Literacy Month 2018

It’s no secret that we’re a team of word nerds and bookworms. In honor of National Literacy Month, we’ve collected some recommended industry reads from our own bookshelves. This list pairs well with a cup of tea and a rainy weekend.


The Culture Code: The Secrets of Highly Successful Groups, Daniel Coyle

Recommended by: Emily

The Culture Code unpacks our human desire for belonging. We all crave safe connection or feeling a part of a committed group. All trends point to that being the foundation of success. The steps to build that foundation are SMALL – subtle cues and micro-events – constant and consistent behavior you can adjust once you are aware of it. Trust takes forever to build and so little to destroy.


Playing Big: Practical Wisdom for Women Who Want to Speak Up, Create, and Lead, Tara Mohr

Recommended by: Emily

Playing Big explores building women’s leadership in innovative and creative spaces. Too often our inner critic, plus a bit of social conditioning, restricts potential before it’s even uncovered. Through a series of self-directed exercise, this book offers tools to ignite your own personal and professional growth.

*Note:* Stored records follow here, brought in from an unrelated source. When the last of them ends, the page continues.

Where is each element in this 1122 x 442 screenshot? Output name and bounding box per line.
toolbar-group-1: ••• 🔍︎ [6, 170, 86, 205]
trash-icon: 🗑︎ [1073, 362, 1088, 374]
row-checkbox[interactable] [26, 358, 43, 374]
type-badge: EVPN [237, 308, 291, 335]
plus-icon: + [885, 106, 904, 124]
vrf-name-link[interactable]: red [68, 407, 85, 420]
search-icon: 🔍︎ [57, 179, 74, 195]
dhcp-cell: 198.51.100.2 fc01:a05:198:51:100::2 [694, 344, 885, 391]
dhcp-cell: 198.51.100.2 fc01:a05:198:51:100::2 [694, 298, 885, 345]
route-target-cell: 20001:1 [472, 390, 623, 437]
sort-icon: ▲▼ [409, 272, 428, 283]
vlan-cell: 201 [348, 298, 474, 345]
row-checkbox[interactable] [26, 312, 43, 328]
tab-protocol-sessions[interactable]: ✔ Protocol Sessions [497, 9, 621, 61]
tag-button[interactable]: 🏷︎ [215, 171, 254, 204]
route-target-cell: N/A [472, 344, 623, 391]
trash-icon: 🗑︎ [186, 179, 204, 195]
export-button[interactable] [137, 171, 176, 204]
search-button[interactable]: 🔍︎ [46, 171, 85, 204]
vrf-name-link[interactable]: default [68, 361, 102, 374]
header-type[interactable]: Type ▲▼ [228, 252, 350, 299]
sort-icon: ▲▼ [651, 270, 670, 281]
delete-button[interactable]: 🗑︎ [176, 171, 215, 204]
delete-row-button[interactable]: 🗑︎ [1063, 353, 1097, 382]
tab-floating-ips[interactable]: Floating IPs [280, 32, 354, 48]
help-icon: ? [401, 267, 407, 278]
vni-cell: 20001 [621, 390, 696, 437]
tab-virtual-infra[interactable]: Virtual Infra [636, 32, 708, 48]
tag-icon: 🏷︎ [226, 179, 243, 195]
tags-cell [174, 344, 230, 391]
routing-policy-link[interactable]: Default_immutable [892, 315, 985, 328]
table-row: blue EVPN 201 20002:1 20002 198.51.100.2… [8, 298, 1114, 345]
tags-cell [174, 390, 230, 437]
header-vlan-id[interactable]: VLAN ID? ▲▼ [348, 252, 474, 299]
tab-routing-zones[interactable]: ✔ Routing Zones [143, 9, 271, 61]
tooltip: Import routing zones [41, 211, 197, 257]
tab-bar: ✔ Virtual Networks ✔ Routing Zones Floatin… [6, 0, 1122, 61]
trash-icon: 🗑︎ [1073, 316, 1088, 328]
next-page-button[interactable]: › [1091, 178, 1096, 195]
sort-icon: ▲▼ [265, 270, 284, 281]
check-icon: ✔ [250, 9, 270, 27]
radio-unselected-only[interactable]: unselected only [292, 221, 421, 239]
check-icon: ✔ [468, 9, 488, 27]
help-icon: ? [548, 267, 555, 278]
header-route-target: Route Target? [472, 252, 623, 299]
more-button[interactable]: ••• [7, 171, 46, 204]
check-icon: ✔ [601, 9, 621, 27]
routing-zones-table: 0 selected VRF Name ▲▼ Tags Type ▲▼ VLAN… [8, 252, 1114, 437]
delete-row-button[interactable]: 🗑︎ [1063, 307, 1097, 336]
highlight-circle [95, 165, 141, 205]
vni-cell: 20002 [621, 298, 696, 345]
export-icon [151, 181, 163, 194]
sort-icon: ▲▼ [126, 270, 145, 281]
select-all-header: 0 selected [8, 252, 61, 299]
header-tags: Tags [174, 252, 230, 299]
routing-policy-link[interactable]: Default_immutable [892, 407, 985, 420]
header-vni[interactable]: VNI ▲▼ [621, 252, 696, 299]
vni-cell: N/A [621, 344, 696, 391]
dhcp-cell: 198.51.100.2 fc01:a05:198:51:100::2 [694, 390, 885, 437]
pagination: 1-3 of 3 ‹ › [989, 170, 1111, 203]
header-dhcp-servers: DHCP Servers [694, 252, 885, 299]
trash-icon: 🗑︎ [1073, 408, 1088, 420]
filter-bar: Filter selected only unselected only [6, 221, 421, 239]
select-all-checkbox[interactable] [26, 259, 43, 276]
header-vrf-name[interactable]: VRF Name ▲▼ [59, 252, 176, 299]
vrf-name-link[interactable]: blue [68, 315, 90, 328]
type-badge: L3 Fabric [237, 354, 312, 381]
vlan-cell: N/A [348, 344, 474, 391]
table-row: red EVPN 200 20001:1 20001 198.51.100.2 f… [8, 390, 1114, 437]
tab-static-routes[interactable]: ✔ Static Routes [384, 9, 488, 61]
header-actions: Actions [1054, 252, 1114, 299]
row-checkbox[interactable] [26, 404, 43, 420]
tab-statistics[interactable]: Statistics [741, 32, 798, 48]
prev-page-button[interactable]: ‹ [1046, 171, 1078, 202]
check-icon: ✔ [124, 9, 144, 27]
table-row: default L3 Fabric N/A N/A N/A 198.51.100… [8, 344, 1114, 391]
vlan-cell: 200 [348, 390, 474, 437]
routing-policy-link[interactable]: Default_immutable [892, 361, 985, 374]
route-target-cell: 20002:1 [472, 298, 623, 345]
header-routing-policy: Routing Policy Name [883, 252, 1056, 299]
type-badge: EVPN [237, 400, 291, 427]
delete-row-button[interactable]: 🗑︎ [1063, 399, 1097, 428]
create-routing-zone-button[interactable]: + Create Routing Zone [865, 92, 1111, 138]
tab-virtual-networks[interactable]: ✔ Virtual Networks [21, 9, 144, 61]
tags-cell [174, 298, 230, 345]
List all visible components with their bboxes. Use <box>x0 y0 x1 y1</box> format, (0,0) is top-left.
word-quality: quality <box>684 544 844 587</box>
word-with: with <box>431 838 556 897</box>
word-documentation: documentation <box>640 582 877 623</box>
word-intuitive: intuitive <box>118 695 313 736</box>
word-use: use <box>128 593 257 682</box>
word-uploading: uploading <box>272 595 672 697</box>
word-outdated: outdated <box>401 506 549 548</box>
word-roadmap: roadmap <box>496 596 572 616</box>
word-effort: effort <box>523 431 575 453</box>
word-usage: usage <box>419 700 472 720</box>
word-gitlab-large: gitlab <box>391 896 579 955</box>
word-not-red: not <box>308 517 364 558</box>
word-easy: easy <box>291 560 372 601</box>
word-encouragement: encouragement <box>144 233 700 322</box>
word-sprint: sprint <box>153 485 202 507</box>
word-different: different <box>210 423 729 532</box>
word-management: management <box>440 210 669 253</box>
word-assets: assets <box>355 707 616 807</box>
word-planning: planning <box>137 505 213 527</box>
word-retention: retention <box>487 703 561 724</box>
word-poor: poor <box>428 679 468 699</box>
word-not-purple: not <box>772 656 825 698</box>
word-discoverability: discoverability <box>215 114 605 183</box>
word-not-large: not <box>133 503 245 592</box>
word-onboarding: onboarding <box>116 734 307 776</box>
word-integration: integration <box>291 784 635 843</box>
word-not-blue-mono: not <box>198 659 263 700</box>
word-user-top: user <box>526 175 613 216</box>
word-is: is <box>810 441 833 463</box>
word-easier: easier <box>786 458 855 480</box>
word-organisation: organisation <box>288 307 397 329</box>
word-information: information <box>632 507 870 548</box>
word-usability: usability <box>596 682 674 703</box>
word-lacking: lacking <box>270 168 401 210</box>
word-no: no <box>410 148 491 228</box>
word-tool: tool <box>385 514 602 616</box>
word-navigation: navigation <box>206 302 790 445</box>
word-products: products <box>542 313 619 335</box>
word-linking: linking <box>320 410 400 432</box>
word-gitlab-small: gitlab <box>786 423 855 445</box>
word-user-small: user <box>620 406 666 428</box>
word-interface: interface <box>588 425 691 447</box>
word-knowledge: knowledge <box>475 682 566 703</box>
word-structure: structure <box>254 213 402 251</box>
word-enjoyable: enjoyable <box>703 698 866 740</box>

The Pumpkin Plan: A Simple Strategy to Grow a Remarkable Business in Any Field, Mike Michalowicz

Recommended by: Amanda

Gosh, this book I cannot shut up about. I have discussed it with multiple people and honestly believe its philosophy at my core and wish I had read it sooner. He takes different industries and applied his “Pumpkin Plan.” The gist: You can spend your time taking care of a bunch of mediocre pumpkins or you can invest your time in the giant prize-winning pumpkins, take a seed from it and replicate. His audience is mainly entrepreneurs, and here is one of the takeaways I loved: There are three types of clients, and their importance is ranked exactly as follows: 1. Good clients. 2. Non-existent clients, and 3. Bad clients. Looking at that list, you may be tempted to rearrange the order and move non-existent clients to the end, because having bad clients is better than having no clients at all, right? Nope. Just like bad, rotten pumpkins suck nutrients from good pumpkins and stunt their growth, bad, rotten clients distract you, drain your resources, and cost you money.


EntreLeadership: 20 Years of Practical Business Wisdom from the Trenches, Dave Ramsey

Recommended by: Brandy

Dave Ramsey is the man – and this is a must read. Notable quotes and takeaways:

  1. “We want givers in our organization, not takers.”
  2. They teach a culture class to all new hires.
  3. “The problem with your company is not the economy, it is the not lack of opportunity, it is not your team. The problem is you.” He says the good news is that if you are the problem then you are also the solution
  4. Whatever is happening at the head of the organization will affect the entire body.
  5. Your personal weaknesses will be your company’s weaknesses.
  6. When you teach team members the “why,” they are more equipped to make the same decision next time without you.
  7. “I will hire passion over talent and education every time.”
  8. You’ve got to lead with goals. Don’t ask your team to set goals when you have none. And goals MUST be in writing!
  9. Companies all over America are failing because they have allowed a culture of leaders and teams who don’t care about the goal, but just about themselves.
  10. “We don’t make decisions based on fear.”
  11. Treat your team like a family and they will act like a family.
  12. Ask yourself, would you hire that team member again? If the answer is no, let them go.
  13. “We don’t keep jerks.” (My personal fav.)
  14. “We are all in sales. Everyone in the company.” Love this. Serve, don’t sell,
  15. “As a leader, if you aren’t sick and tired of saying the same thing over and over again, you have likely not communicated with your team.”
  16. Lastly, Dave is HUGE on no gossip. You get fired for it. For real.


Daring Greatly, How the Courage to Be Vulnerable Transforms the Way We Live, Love, Parent, and Lead, Brené Brown

Recommend by: Natalie

This book tackles the fears and desires we all share as humans, and some of the best practices we can use to ensure “wholehearted living.” Whether it’s worries or stresses in our careers, studies, and personal lives, we were all made for love and belonging. Without a doubt, this book is a steadfast reminder that we’re all in the arena of life together and that our worth should be measured by our willingness to feel, create, inspire, and act on our behalves.